An Athlete's Worst Nightmare
by Brian North
6/7/06

Poor Ty Conklin. He is the Edmonton Oilers goalie who was forced into a wild game one of the Stanley Cup Finals. He is also the Oilers goalie who had a miscommunication with a defenseman with 30 seconds to go in the game, and the gaff resulted in the Hurricanes Rod Brind'Amour stealing the puck and scoring the game winning goal.

I have come to like the Hurricanes, but I had trouble being excited with their victory, because it came at the expense of a player's actions. Sure the 'Canes won it, but Conklin played a big part in the loss. To me it was like cheering a player who missed the game-tying free throws at the end of a game. I hate cheering someone else's failure. I like great plays to win a game; Michael Jordan's shot over Craig Elhoe in the 1989 playoffs, Kirk Gibson's home run off Dennis Eckersley in game one of the 1988 World Series, Doug Flutie's game winning hail Mary, Sam Hornish's last-second dash to victory in this year's Indy 500.
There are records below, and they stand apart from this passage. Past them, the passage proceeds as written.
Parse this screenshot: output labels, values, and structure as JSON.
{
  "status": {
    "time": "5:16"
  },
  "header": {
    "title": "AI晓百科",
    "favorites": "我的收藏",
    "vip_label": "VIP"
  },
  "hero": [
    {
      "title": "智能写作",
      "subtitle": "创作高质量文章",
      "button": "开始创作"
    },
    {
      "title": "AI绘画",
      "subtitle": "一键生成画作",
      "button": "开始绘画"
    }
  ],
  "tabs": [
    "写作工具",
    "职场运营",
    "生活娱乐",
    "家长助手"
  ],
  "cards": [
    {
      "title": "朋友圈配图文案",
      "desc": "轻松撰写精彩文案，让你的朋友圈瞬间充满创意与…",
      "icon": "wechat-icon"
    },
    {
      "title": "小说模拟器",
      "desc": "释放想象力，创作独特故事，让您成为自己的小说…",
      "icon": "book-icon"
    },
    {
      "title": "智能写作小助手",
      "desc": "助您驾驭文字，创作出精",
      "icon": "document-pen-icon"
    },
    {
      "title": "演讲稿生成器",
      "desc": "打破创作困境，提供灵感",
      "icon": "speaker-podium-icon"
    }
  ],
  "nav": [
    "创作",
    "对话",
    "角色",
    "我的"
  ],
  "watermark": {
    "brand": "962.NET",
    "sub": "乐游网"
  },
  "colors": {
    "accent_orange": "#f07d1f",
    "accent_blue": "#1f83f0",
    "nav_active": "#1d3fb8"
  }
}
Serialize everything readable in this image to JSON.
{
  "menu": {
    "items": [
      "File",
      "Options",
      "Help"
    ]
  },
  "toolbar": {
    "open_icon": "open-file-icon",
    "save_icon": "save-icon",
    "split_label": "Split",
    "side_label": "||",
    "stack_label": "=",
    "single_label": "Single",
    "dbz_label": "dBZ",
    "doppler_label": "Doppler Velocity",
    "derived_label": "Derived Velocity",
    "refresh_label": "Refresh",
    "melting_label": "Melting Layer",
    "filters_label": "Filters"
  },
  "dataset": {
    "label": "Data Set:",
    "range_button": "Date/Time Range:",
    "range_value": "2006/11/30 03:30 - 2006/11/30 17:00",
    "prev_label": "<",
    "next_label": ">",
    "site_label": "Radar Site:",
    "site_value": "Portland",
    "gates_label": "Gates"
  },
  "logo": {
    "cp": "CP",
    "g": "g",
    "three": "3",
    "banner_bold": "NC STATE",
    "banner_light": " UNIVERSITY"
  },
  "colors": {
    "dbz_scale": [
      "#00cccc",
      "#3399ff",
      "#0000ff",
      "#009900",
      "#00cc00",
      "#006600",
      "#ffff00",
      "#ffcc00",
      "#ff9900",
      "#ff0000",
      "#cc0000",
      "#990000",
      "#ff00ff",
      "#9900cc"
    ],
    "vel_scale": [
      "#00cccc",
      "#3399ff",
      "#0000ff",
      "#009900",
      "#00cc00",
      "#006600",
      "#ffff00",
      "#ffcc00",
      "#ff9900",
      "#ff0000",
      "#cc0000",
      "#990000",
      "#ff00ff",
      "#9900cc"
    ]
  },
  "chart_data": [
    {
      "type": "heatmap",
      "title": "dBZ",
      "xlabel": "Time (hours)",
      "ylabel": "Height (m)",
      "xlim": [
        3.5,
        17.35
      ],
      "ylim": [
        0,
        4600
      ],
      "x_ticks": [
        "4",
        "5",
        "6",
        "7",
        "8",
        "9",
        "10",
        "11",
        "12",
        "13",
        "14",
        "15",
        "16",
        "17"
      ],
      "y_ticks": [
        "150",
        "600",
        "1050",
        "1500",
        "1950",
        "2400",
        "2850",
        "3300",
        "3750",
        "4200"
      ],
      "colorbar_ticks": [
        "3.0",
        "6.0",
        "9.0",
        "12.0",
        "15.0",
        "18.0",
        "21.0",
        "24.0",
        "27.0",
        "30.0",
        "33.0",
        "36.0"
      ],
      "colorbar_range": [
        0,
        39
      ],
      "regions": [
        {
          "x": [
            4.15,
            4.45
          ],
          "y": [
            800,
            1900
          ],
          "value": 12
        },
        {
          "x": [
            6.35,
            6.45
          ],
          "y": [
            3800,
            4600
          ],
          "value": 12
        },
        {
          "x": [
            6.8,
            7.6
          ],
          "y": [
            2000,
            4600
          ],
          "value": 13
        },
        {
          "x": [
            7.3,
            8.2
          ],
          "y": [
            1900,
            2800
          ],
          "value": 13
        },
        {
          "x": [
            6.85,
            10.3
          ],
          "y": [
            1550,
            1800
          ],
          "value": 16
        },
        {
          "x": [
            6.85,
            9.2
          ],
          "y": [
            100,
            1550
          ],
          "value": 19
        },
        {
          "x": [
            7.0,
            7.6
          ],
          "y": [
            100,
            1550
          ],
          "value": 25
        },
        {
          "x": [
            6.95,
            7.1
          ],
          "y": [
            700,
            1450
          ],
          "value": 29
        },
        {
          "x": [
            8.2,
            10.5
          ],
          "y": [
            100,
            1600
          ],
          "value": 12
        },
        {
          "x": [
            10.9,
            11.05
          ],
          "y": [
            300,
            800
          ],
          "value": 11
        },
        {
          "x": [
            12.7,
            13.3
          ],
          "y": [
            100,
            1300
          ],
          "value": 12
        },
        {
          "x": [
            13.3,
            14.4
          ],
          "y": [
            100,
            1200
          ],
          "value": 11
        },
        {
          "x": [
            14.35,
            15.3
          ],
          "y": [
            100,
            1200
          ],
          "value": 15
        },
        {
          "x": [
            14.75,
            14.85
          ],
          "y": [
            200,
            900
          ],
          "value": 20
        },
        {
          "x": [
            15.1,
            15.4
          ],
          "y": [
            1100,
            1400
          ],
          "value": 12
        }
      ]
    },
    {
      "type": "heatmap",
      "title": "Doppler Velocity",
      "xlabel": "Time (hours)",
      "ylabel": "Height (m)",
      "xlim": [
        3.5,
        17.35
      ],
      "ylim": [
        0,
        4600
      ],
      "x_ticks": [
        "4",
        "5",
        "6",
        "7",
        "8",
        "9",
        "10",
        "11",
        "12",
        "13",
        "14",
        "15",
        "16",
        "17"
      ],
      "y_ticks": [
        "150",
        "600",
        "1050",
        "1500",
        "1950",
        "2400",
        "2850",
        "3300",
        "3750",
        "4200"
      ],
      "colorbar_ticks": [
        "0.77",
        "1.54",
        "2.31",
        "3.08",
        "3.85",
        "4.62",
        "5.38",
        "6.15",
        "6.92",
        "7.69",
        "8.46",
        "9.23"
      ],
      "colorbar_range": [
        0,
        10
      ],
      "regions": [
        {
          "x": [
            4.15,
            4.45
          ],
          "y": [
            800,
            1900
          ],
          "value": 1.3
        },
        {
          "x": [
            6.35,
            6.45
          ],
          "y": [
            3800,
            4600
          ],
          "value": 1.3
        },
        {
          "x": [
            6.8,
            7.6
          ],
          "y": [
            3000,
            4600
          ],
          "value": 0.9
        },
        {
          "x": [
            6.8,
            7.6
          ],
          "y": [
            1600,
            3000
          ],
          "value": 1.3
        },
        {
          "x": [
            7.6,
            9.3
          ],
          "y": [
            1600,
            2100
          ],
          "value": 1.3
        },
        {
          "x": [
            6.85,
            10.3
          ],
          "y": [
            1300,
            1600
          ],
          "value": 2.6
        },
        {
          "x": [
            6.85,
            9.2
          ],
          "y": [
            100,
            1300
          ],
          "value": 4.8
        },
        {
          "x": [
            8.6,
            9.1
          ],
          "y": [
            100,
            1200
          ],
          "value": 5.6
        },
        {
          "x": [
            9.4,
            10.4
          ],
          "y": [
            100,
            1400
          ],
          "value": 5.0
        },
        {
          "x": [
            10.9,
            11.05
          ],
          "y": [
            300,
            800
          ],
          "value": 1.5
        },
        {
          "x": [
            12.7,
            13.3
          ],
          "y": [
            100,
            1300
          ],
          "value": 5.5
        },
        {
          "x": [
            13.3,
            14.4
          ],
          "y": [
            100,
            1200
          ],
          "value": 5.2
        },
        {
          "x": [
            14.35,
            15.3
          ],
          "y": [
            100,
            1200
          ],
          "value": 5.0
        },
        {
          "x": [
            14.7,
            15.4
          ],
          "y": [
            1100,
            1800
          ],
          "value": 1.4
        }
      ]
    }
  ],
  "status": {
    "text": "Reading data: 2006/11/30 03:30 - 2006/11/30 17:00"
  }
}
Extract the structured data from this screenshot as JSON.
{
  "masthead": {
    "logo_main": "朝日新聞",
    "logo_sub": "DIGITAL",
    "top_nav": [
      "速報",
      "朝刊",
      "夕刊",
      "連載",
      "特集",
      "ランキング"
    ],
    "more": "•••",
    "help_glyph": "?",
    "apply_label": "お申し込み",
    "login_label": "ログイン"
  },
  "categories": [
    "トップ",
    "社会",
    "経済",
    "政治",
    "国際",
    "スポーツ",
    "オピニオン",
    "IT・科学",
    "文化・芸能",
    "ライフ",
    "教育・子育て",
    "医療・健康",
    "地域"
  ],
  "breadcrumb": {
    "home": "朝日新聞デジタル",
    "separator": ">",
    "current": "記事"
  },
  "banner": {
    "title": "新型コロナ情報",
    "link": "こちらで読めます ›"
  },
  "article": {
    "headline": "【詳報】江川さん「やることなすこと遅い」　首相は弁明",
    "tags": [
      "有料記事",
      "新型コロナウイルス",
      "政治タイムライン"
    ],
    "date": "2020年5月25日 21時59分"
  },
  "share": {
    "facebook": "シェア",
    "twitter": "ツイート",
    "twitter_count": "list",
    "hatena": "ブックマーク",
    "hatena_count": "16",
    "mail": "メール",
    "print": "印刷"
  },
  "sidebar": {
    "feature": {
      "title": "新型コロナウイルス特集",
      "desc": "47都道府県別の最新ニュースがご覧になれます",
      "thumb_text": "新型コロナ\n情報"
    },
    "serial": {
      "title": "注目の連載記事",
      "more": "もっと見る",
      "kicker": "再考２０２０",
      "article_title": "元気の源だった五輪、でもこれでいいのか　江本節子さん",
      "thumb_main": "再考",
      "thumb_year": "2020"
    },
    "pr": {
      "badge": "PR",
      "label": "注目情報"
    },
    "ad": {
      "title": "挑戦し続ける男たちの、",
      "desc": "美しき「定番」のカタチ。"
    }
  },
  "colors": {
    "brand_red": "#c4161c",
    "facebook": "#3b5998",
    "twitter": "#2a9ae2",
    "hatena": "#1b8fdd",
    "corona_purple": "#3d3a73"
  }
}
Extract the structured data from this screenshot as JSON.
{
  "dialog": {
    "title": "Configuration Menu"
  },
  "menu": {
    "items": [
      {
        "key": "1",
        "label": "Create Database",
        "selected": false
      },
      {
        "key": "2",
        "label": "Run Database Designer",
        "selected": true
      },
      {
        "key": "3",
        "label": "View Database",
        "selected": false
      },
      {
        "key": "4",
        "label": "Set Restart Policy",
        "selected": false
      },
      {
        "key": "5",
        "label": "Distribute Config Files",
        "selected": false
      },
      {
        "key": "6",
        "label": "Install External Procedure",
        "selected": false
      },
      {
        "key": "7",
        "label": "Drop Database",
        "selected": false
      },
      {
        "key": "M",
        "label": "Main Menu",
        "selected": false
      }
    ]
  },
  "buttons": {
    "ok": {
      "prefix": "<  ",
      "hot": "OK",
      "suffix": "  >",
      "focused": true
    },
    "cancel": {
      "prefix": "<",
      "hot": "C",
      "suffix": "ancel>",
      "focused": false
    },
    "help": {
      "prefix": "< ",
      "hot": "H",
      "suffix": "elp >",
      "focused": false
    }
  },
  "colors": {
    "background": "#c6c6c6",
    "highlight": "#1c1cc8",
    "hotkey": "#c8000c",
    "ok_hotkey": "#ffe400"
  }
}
I hate to see Bill Buckner miss a ground ball, Michael Johnson come up lame in his match race with Donovan Bailey, Jim Marshall running the wrong way. I know failure makes some people stronger, but it also follows others for the rest of their lives. Buckner has borderline hall of fame numbers, but will always be remembered for missing a harmless ground ball that let the game winning run score in game six of the 1986 World Series.  Is it fair that Bob Stanley threw a wild pitch and was more responsible for the blowing the three run lead in the 10th than Buckner? No - revisionist history can be cruel. Just ask Fred Merkle.

Merkle played baseball for the Giants, and is best known for a play between the Chicago Cubs and New York on September 23rd, 1908 that cost the Giants the World Series. He was 19 at the time. In the bottom of the ninth in a 1-1 tie, Merkle was on first base when Al Bridwell hit a single to center. Moose McCormick ran home with the apparent game winning run. However, when Merkle saw Moose McCormick touch home plate with the "winning" run, he left the basepath before touching second base and headed for the clubhouse in center field at the Polo Grounds.

Chicago second baseman Johnny Evers called for the center fielder to throw him the ball so he could get a forceout at second on Merkle. The ball was thrown in, and in the tussle, pitcher "Iron Man" McGinnity, who had been coaching at third base, wound up with it and threw it into the stands. Somehow, though, a ball appeared in Evers' hand and he touched second base. Umpire Hank O'Day called Merkle out and, with the Giants already having left the field and the fans swarming it, called the game a 1-1 tie.

Later, National League president Harry Pulliam upheld O'Day's decision. The game was replayed after the regular schedule was finished, with the teams tied for first place. The Cubs won the replay to capture the pennant and went on to win the World Series. It was one of baseball's most controversial plays and was called "Merkle's bonehead Play." It haunted Merkle not just for the rest of his playing days, but all his life. He played 16 years in the big leagues and had almost 1,600 hits, but he bitterly refused requests for interviews in later years because he didn't want to relive the incident.

So I feel for Ty Conklin. In hockey mad Edmonton, his play will go down in infamy, especially if the Oilers don't win the Cup. I know it's part of an athlete's job, and it's the risk they take every time they go into the athletic arena, but I just wish the 'Canes would win the Cup with stellar play, so no one has to go down in history in a negative way.